|
Предисловие
Хладнокровный палач-убийца, который замирает от ужаса при мысли, что однажды ему закажут собственного сына; звезда уголовного розыска капитан Королев, с его футбольным прозвищем Каток, который идет по следу преступника и скорее свернет себе шею, чем сойдет с пути истинного; известный писатель Исаак Бабель — то ли связной НКВД, то ли приставленный к капитану соглядатай; король криминального мира Коля Граф, который взял на себя миссию уничтожить всех, кто причастен к осквернению святыни, — все эти герои и злодеи оживают на страницах романа с, казалось бы, классическим детективным названием «Пропавшая икона». Так мог бы назвать что-нибудь из своей холмсианы сэр Артур Конан Дойл, не будь он католиком, но вряд ли он взялся бы писать роман о Москве тридцатых годов… Очень скоро читатель понимает, что может означать похищение иконы в самый атеистический период советской истории, когда здание храма политкорректно называют «бывшая церковь» и устраивают в нем танцы, когда Библию прячут в подполе или заворачивают в ее страницы пирожки, а свое культурное наследие социалистическое государство задорого продает «загнивающему» капиталистическому Западу. Похищение иконы влечет за собой не только проведение дознания, но пытки и человеческие жертвы: американская монахиня, «распятая» на алтаре, русский вор, с которого живьем срезают его покрытую татуировками кожу, и, наконец, чекист.

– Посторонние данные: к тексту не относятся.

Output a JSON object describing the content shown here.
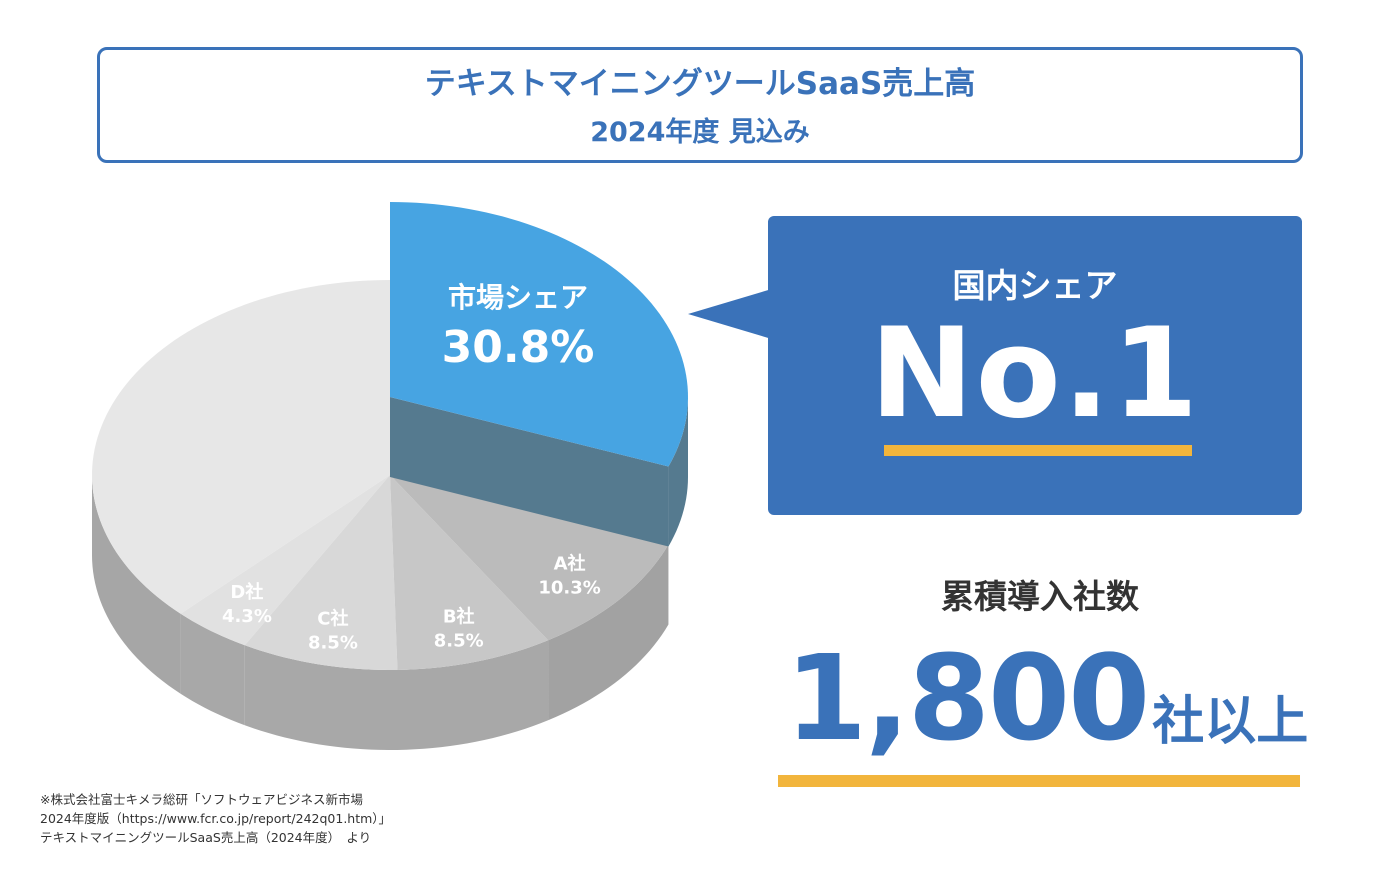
{
  "title": {
    "line1": "テキストマイニングツールSaaS売上高",
    "line2": "2024年度 見込み"
  },
  "colors": {
    "brand_blue": "#3a72b9",
    "highlight_top": "#47a4e2",
    "highlight_side": "#557a8f",
    "accent_underline": "#f2b53c",
    "others_top": "#e7e7e7",
    "others_side": "#a6a6a6"
  },
  "chart_data": {
    "type": "pie",
    "style": "3d-exploded",
    "title": "テキストマイニングツールSaaS売上高 2024年度 見込み",
    "slices": [
      {
        "name": "市場シェア",
        "label": "30.8%",
        "value": 30.8,
        "highlight": true
      },
      {
        "name": "A社",
        "label": "10.3%",
        "value": 10.3
      },
      {
        "name": "B社",
        "label": "8.5%",
        "value": 8.5
      },
      {
        "name": "C社",
        "label": "8.5%",
        "value": 8.5
      },
      {
        "name": "D社",
        "label": "4.3%",
        "value": 4.3
      },
      {
        "name": "",
        "label": "",
        "value": 37.6
      }
    ]
  },
  "callout": {
    "label": "国内シェア",
    "rank": "No.1"
  },
  "cumulative": {
    "label": "累積導入社数",
    "number": "1,800",
    "suffix": "社以上"
  },
  "source": {
    "line1": "※株式会社富士キメラ総研「ソフトウェアビジネス新市場",
    "line2": "2024年度版（https://www.fcr.co.jp/report/242q01.htm）」",
    "line3": "テキストマイニングツールSaaS売上高（2024年度）　より"
  }
}
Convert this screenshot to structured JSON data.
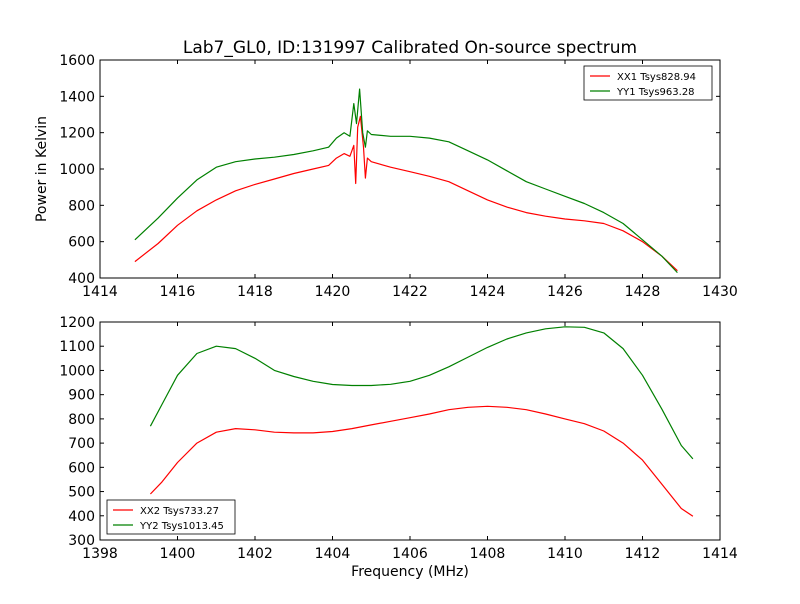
{
  "figure": {
    "title": "Lab7_GL0, ID:131997 Calibrated On-source spectrum",
    "shared_xlabel": "Frequency (MHz)"
  },
  "chart_data": [
    {
      "type": "line",
      "title": "Lab7_GL0, ID:131997 Calibrated On-source spectrum",
      "xlabel": "",
      "ylabel": "Power in Kelvin",
      "xlim": [
        1414,
        1430
      ],
      "ylim": [
        400,
        1600
      ],
      "xticks": [
        "1414",
        "1416",
        "1418",
        "1420",
        "1422",
        "1424",
        "1426",
        "1428",
        "1430"
      ],
      "yticks": [
        "400",
        "600",
        "800",
        "1000",
        "1200",
        "1400",
        "1600"
      ],
      "grid": false,
      "legend_position": "top-right",
      "series": [
        {
          "name": "XX1 Tsys828.94",
          "color": "#ff0000",
          "points": [
            [
              1414.9,
              490
            ],
            [
              1415.5,
              590
            ],
            [
              1416,
              690
            ],
            [
              1416.5,
              770
            ],
            [
              1417,
              830
            ],
            [
              1417.5,
              880
            ],
            [
              1418,
              915
            ],
            [
              1418.5,
              945
            ],
            [
              1419,
              975
            ],
            [
              1419.5,
              1000
            ],
            [
              1419.9,
              1020
            ],
            [
              1420.1,
              1060
            ],
            [
              1420.3,
              1085
            ],
            [
              1420.45,
              1070
            ],
            [
              1420.55,
              1130
            ],
            [
              1420.6,
              920
            ],
            [
              1420.65,
              1230
            ],
            [
              1420.72,
              1290
            ],
            [
              1420.8,
              1120
            ],
            [
              1420.85,
              950
            ],
            [
              1420.9,
              1060
            ],
            [
              1421,
              1040
            ],
            [
              1421.5,
              1010
            ],
            [
              1422,
              985
            ],
            [
              1422.5,
              960
            ],
            [
              1423,
              930
            ],
            [
              1423.5,
              880
            ],
            [
              1424,
              830
            ],
            [
              1424.5,
              790
            ],
            [
              1425,
              760
            ],
            [
              1425.5,
              740
            ],
            [
              1426,
              725
            ],
            [
              1426.5,
              715
            ],
            [
              1427,
              700
            ],
            [
              1427.5,
              660
            ],
            [
              1428,
              600
            ],
            [
              1428.5,
              520
            ],
            [
              1428.9,
              440
            ]
          ]
        },
        {
          "name": "YY1 Tsys963.28",
          "color": "#008000",
          "points": [
            [
              1414.9,
              610
            ],
            [
              1415.5,
              730
            ],
            [
              1416,
              840
            ],
            [
              1416.5,
              940
            ],
            [
              1417,
              1010
            ],
            [
              1417.5,
              1040
            ],
            [
              1418,
              1055
            ],
            [
              1418.5,
              1065
            ],
            [
              1419,
              1080
            ],
            [
              1419.5,
              1100
            ],
            [
              1419.9,
              1120
            ],
            [
              1420.1,
              1170
            ],
            [
              1420.3,
              1200
            ],
            [
              1420.45,
              1180
            ],
            [
              1420.55,
              1360
            ],
            [
              1420.62,
              1250
            ],
            [
              1420.7,
              1440
            ],
            [
              1420.78,
              1200
            ],
            [
              1420.85,
              1120
            ],
            [
              1420.9,
              1210
            ],
            [
              1421,
              1190
            ],
            [
              1421.5,
              1180
            ],
            [
              1422,
              1180
            ],
            [
              1422.5,
              1170
            ],
            [
              1423,
              1150
            ],
            [
              1423.5,
              1100
            ],
            [
              1424,
              1050
            ],
            [
              1424.5,
              990
            ],
            [
              1425,
              930
            ],
            [
              1425.5,
              890
            ],
            [
              1426,
              850
            ],
            [
              1426.5,
              810
            ],
            [
              1427,
              760
            ],
            [
              1427.5,
              700
            ],
            [
              1428,
              610
            ],
            [
              1428.5,
              520
            ],
            [
              1428.9,
              430
            ]
          ]
        }
      ]
    },
    {
      "type": "line",
      "title": "",
      "xlabel": "Frequency (MHz)",
      "ylabel": "",
      "xlim": [
        1398,
        1414
      ],
      "ylim": [
        300,
        1200
      ],
      "xticks": [
        "1398",
        "1400",
        "1402",
        "1404",
        "1406",
        "1408",
        "1410",
        "1412",
        "1414"
      ],
      "yticks": [
        "300",
        "400",
        "500",
        "600",
        "700",
        "800",
        "900",
        "1000",
        "1100",
        "1200"
      ],
      "grid": false,
      "legend_position": "bottom-left",
      "series": [
        {
          "name": "XX2 Tsys733.27",
          "color": "#ff0000",
          "points": [
            [
              1399.3,
              490
            ],
            [
              1399.6,
              540
            ],
            [
              1400,
              620
            ],
            [
              1400.5,
              700
            ],
            [
              1401,
              745
            ],
            [
              1401.5,
              760
            ],
            [
              1402,
              755
            ],
            [
              1402.5,
              745
            ],
            [
              1403,
              742
            ],
            [
              1403.5,
              742
            ],
            [
              1404,
              748
            ],
            [
              1404.5,
              760
            ],
            [
              1405,
              775
            ],
            [
              1405.5,
              790
            ],
            [
              1406,
              805
            ],
            [
              1406.5,
              820
            ],
            [
              1407,
              838
            ],
            [
              1407.5,
              848
            ],
            [
              1408,
              852
            ],
            [
              1408.5,
              848
            ],
            [
              1409,
              838
            ],
            [
              1409.5,
              820
            ],
            [
              1410,
              800
            ],
            [
              1410.5,
              780
            ],
            [
              1411,
              750
            ],
            [
              1411.5,
              700
            ],
            [
              1412,
              630
            ],
            [
              1412.5,
              530
            ],
            [
              1413,
              430
            ],
            [
              1413.3,
              398
            ]
          ]
        },
        {
          "name": "YY2 Tsys1013.45",
          "color": "#008000",
          "points": [
            [
              1399.3,
              770
            ],
            [
              1399.6,
              860
            ],
            [
              1400,
              980
            ],
            [
              1400.5,
              1070
            ],
            [
              1401,
              1100
            ],
            [
              1401.5,
              1090
            ],
            [
              1402,
              1050
            ],
            [
              1402.5,
              1000
            ],
            [
              1403,
              975
            ],
            [
              1403.5,
              955
            ],
            [
              1404,
              942
            ],
            [
              1404.5,
              938
            ],
            [
              1405,
              938
            ],
            [
              1405.5,
              943
            ],
            [
              1406,
              955
            ],
            [
              1406.5,
              980
            ],
            [
              1407,
              1015
            ],
            [
              1407.5,
              1055
            ],
            [
              1408,
              1095
            ],
            [
              1408.5,
              1130
            ],
            [
              1409,
              1155
            ],
            [
              1409.5,
              1172
            ],
            [
              1410,
              1180
            ],
            [
              1410.5,
              1178
            ],
            [
              1411,
              1155
            ],
            [
              1411.5,
              1090
            ],
            [
              1412,
              980
            ],
            [
              1412.5,
              840
            ],
            [
              1413,
              690
            ],
            [
              1413.3,
              635
            ]
          ]
        }
      ]
    }
  ]
}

Итак, Уильям Райан — не Артур Конан Дойл, а его Алексей Королев — не Шерлок Холмс, но и ему, как легендарному сыщику с Бейкер-стрит, придется прибегнуть к помощи уличных мальчишек. Кому, как не советским беспризорникам, по плечу найти в стогу сена иголку — в Москве-муравейнике американскую гражданку, пока ее не постигла участь замученной в «бывшей церкви» монахини… Самого Королева отстраняют от дела — слишком близко он подобрался к разгадке, и похоже, что тот, в чьих руках сосредоточена власть, ведет грязную игру. В общем, одним убитым чекистом дело о пропавшей иконе Казанской Божией Матери не обойдется… Но ветеран советскопольской войны Королев не раз встречался со смертью лицом к лицу!
Вдумчивый читатель найдет в дебютном романе бывшего адвоката Райана нечто большее, чем просто динамичный детектив с лихо закрученным сюжетом. Он получит портрет эпохи террора, и в нем не будет места пастели и акварели — для жестокой правды их краски слишком блеклые. Уильям Райан препарирует советские реалии тридцатых годов так же бесстрастно, как патологоанатом Честнова вскрывает грудные клетки их жертвам. Назвать этот роман приятным чтивом — все равно что прославлять Сталина как доброго вождя, но книга затягивает и не отпускает до последней страницы, на которой вас ждет, как-то не по-советски это звучит… неужели happy end?
***
Королев начал искать глазами телефон, чтобы позвонить на Петровку, и в этот момент увидел два черных воронка, припаркованных чуть поодаль от церкви. Возле автомобилей стояли несколько человек в милицейской форме. Королев догадался, что это и есть место преступления, о котором говорил Попов. Маленькая церквушка была украшена комсомольским плакатом: он висел на входе и приглашал членов ВЛКСМ на танцы в поддержку испанских товарищей. Территорию вокруг церкви обнесли ленточкой, хотя в этом не было никакой необходимости, так как прохожие, издалека завидев сотрудников милиции, и так спешили перейти на другую сторону улицы.
И только голодная дворняжка, которой чудом удалось пережить лето и не оказаться в чьем-то супе, да три замызганных уличных беспризорника проявляли живой интерес к происходящему — да и то с безопасного расстояния. Из церкви появился Попов в сопровождении милиционеров, которые на ходу слушали его указания.
Генерал кулаком бил по ладони, очевидно, стараясь подчеркнуть важность своих инструкций. Королев подошел к Попову, и тот кивнул ему в знак приветствия.
— Вижу, тебе передали мое сообщение, — сказал генерал.
— Нет. Я как раз собирался звонить вам из телефонной будки, когда заметил скопление машин.
— Ну что ж, хорошо. Это убийство именно для тебя, Алексей Дмитриевич. — Генерал махнул рукой за спину Королева, в сторону церкви. Потом развернулся к милиционерам и строгим голосом сказал: — Мне нужны показания всех граждан, которые живут в радиусе двухсот метров. Нам необходимо знать о каждом шаге всех без исключения — мужчин, женщин, детей, даже мышей! — за последние два дня. Все отчеты передавайте товарищу Королеву на Петровку. Он будет вести расследование.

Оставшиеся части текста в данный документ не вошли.